1909年に首相への面会を求めるデモ行進で警官隊と衝突、公務執行妨害で初めて逮捕投獄。その後も女性の参加が禁止されている政治集会に投石して妨害、さらに政治集会に強引に参加しようとして三度逮捕投獄。
さらに投石、放火、器物損壊などの罪で生涯に9回逮捕投獄されている。そして監獄で累計49回の強制給餌という屈辱的な体験をしている。
第一次世界大戦と選挙法改正
ダービーレースにおけるエミリーの決死的行動は広く社会の関心を集め、婦人参政権運動への世論も次第に変化。

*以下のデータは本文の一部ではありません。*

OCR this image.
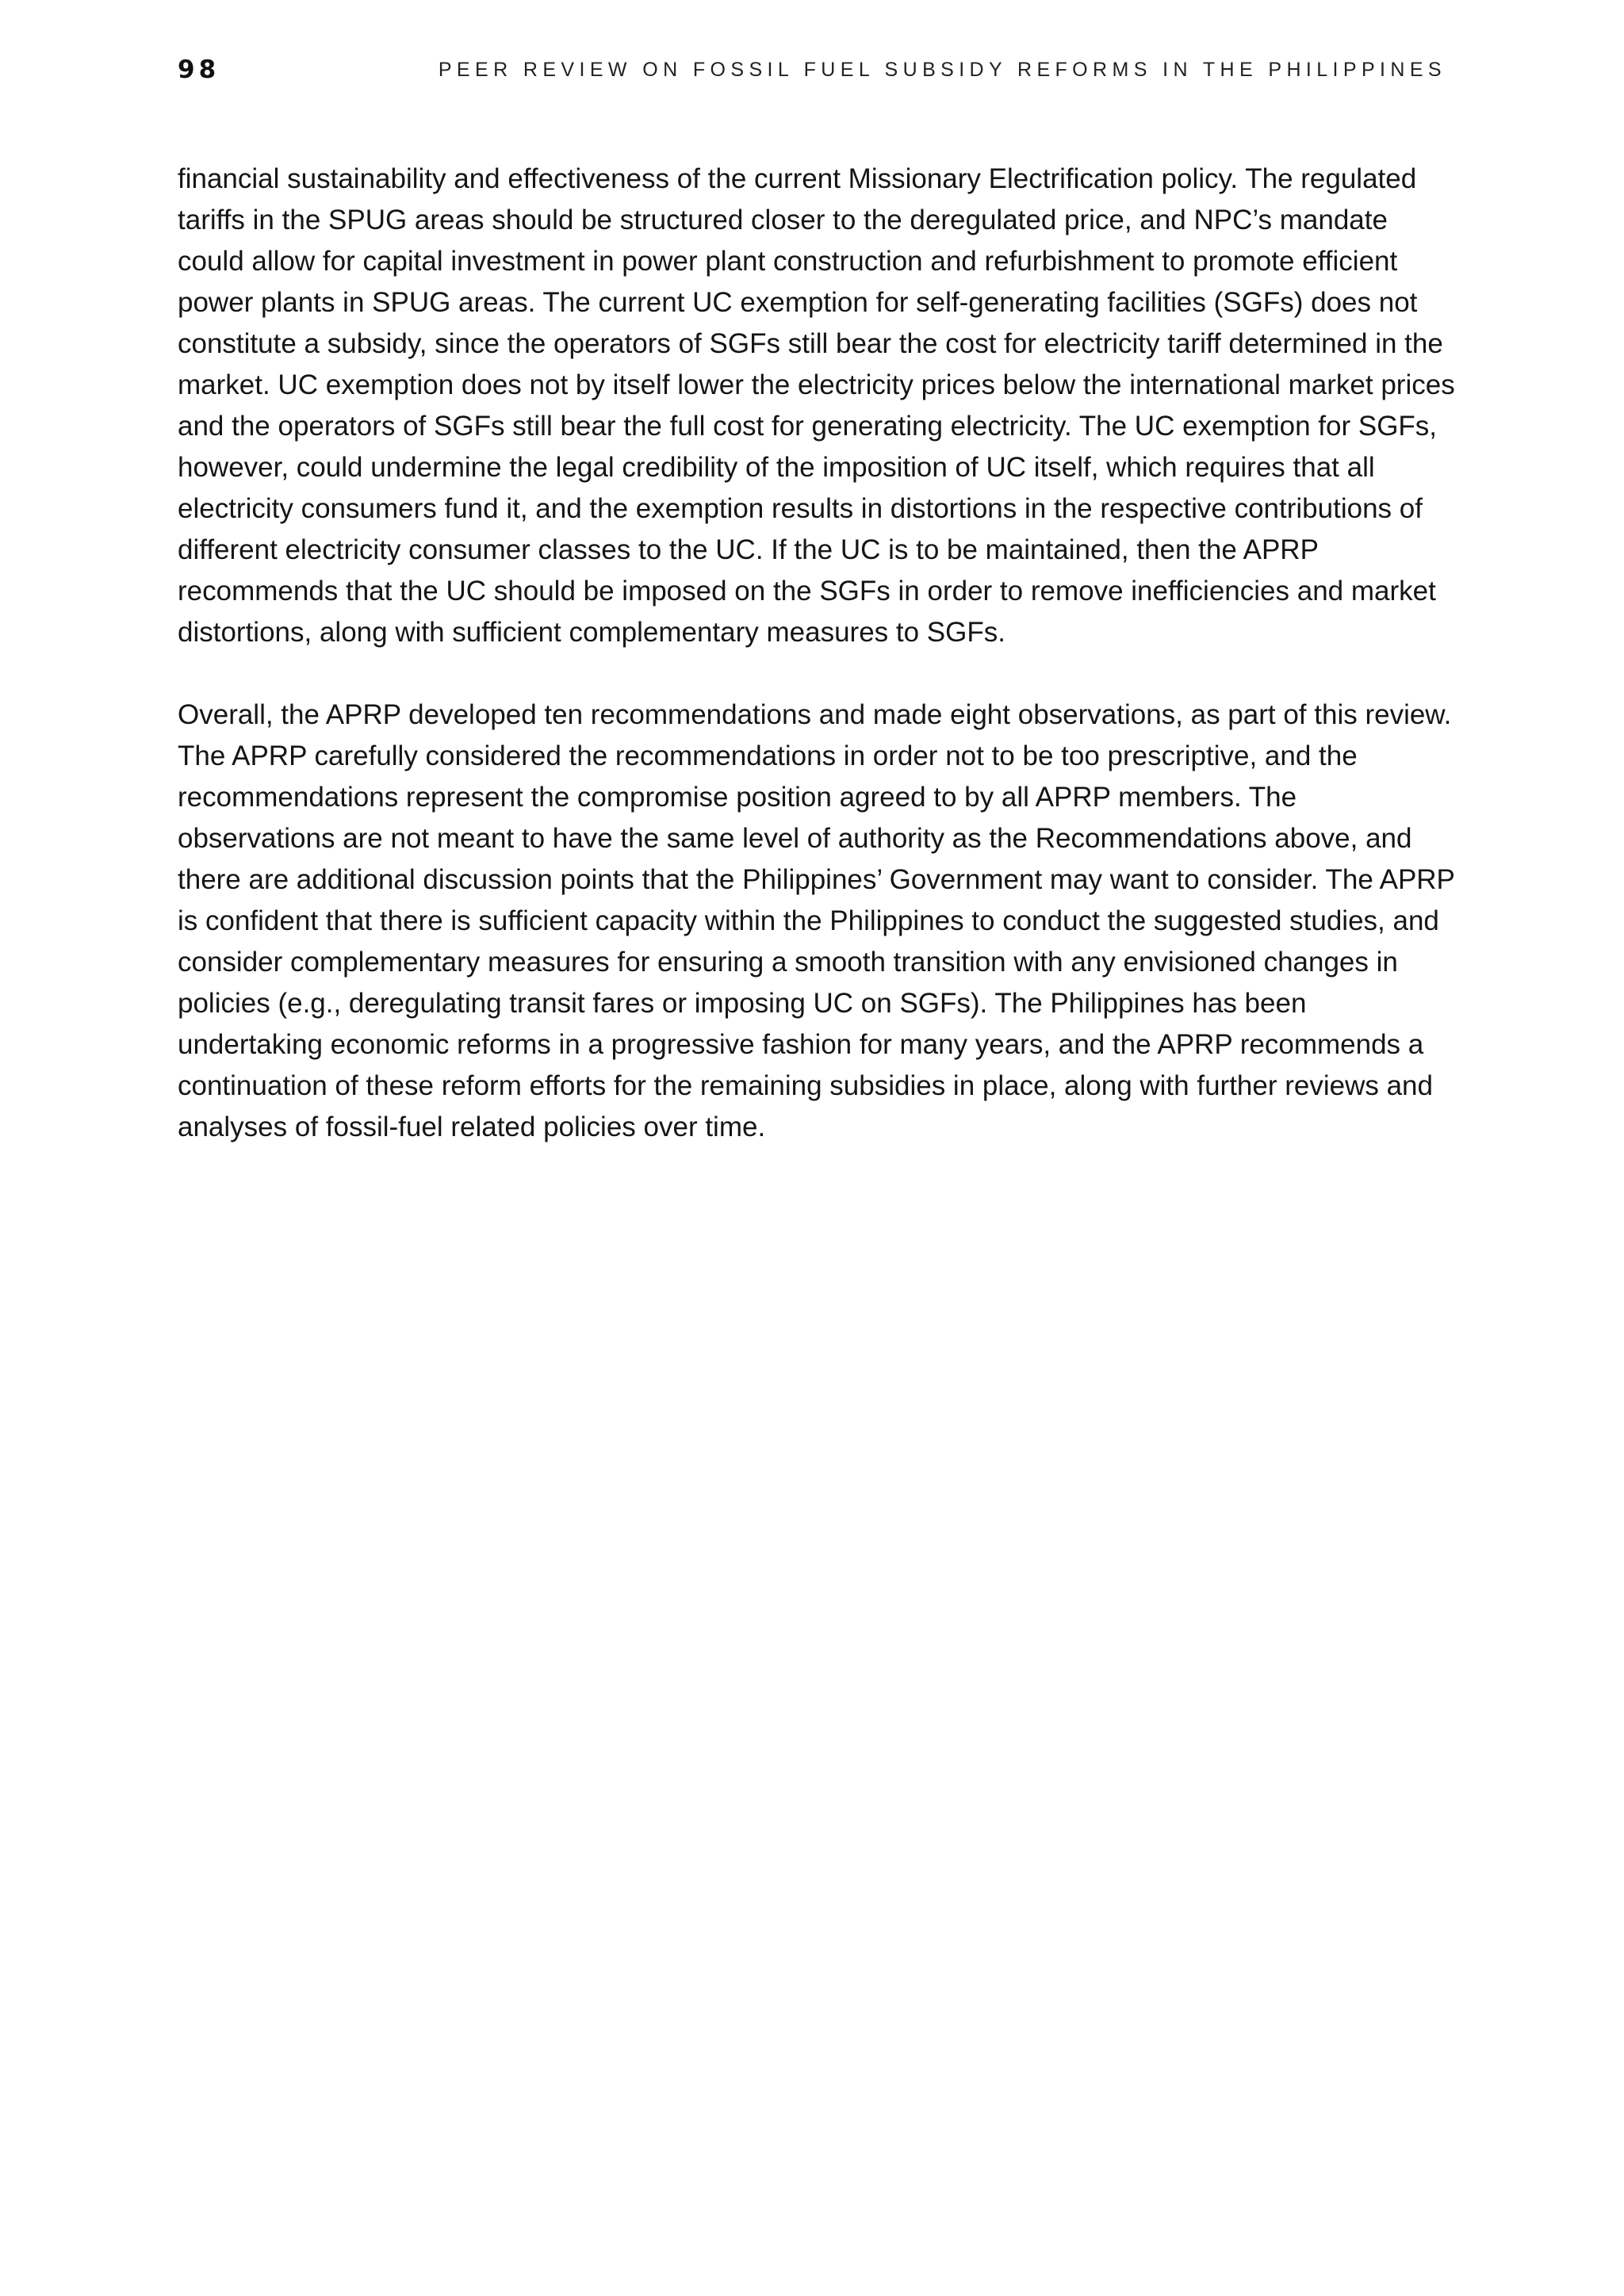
98	PEER REVIEW ON FOSSIL FUEL SUBSIDY REFORMS IN THE PHILIPPINES

financial sustainability and effectiveness of the current Missionary Electrification policy. The regulated tariffs in the SPUG areas should be structured closer to the deregulated price, and NPC’s mandate could allow for capital investment in power plant construction and refurbishment to promote efficient power plants in SPUG areas. The current UC exemption for self-generating facilities (SGFs) does not constitute a subsidy, since the operators of SGFs still bear the cost for electricity tariff determined in the market. UC exemption does not by itself lower the electricity prices below the international market prices and the operators of SGFs still bear the full cost for generating electricity. The UC exemption for SGFs, however, could undermine the legal credibility of the imposition of UC itself, which requires that all electricity consumers fund it, and the exemption results in distortions in the respective contributions of different electricity consumer classes to the UC. If the UC is to be maintained, then the APRP recommends that the UC should be imposed on the SGFs in order to remove inefficiencies and market distortions, along with sufficient complementary measures to SGFs.

Overall, the APRP developed ten recommendations and made eight observations, as part of this review. The APRP carefully considered the recommendations in order not to be too prescriptive, and the recommendations represent the compromise position agreed to by all APRP members. The observations are not meant to have the same level of authority as the Recommendations above, and there are additional discussion points that the Philippines’ Government may want to consider. The APRP is confident that there is sufficient capacity within the Philippines to conduct the suggested studies, and consider complementary measures for ensuring a smooth transition with any envisioned changes in policies (e.g., deregulating transit fares or imposing UC on SGFs). The Philippines has been undertaking economic reforms in a progressive fashion for many years, and the APRP recommends a continuation of these reform efforts for the remaining subsidies in place, along with further reviews and analyses of fossil-fuel related policies over time.
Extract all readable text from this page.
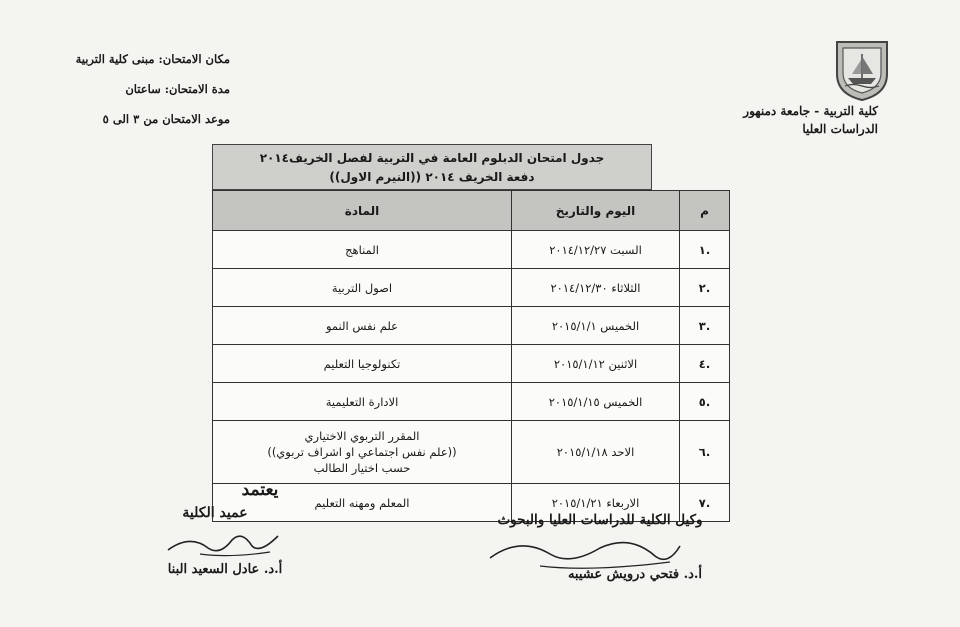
كلية التربية - جامعة دمنهور
الدراسات العليا
مكان الامتحان: مبنى كلية التربية
مدة الامتحان: ساعتان
موعد الامتحان من ٣ الى ٥
جدول امتحان الدبلوم العامة في التربية لفصل الخريف٢٠١٤
دفعة الخريف ٢٠١٤ ((النيرم الاول))
م	اليوم والتاريخ	المادة
.١	السبت ٢٠١٤/١٢/٢٧	المناهج
.٢	الثلاثاء ٢٠١٤/١٢/٣٠	اصول التربية
.٣	الخميس ٢٠١٥/١/١	علم نفس النمو
.٤	الاثنين ٢٠١٥/١/١٢	تكنولوجيا التعليم
.٥	الخميس ٢٠١٥/١/١٥	الادارة التعليمية
.٦	الاحد ٢٠١٥/١/١٨	المقرر التربوي الاختياري
((علم نفس اجتماعي او اشراف تربوي))
حسب اختيار الطالب

.٧	الاربعاء ٢٠١٥/١/٢١	المعلم ومهنه التعليم
يعتمد
عميد الكلية
أ.د. عادل السعيد البنا
وكيل الكلية للدراسات العليا والبحوث
أ.د. فتحي درويش عشيبه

1914年に第一次世界大戦が勃発すると、婦人社会政治同盟のパンクハースト夫人は闘争行為の停止を宣言。さらにパンクハースト夫人は女性たちが英国政府の戦争遂行に協力する協賛運動を始めた。
こうした戦争協力への見返りとして1918年に選挙法が改正され、21歳以上の男性全員と30歳以上の戸主及び戸主の妻の女性に参政権が与えられた。
市民としての権利を獲得するには時間と犠牲とテロルが不可欠なのか
戦争という巨大な外圧でやっと女性参政権が認められたというのは考えさせられる。歴史は様々な差別され抑圧された人々が完全な市民権=公民権(civil right)を得るための闘争のプロセスなのだろうか。
現代アメリカでも堕胎の権利はほとんど認められていないし、日本でもLGBTの結婚はごく一部しか法制化されていない。欧米では移民が差別され、途上国では少数民族が迫害され、日本でも多くの外国人労働者は法的保護の対象外である。
英国の婦人参政権運動が重い閉塞感のなかで、過激な行動に訴えた背景が理解できるような気がする。
英国では1928年に21歳以上の男女全員が投票できる普通選挙法が成立した。奇しくも、この年に婦人参政権の成就を見届けてエメリン・パンクハースト夫人は70歳の生涯を終えている。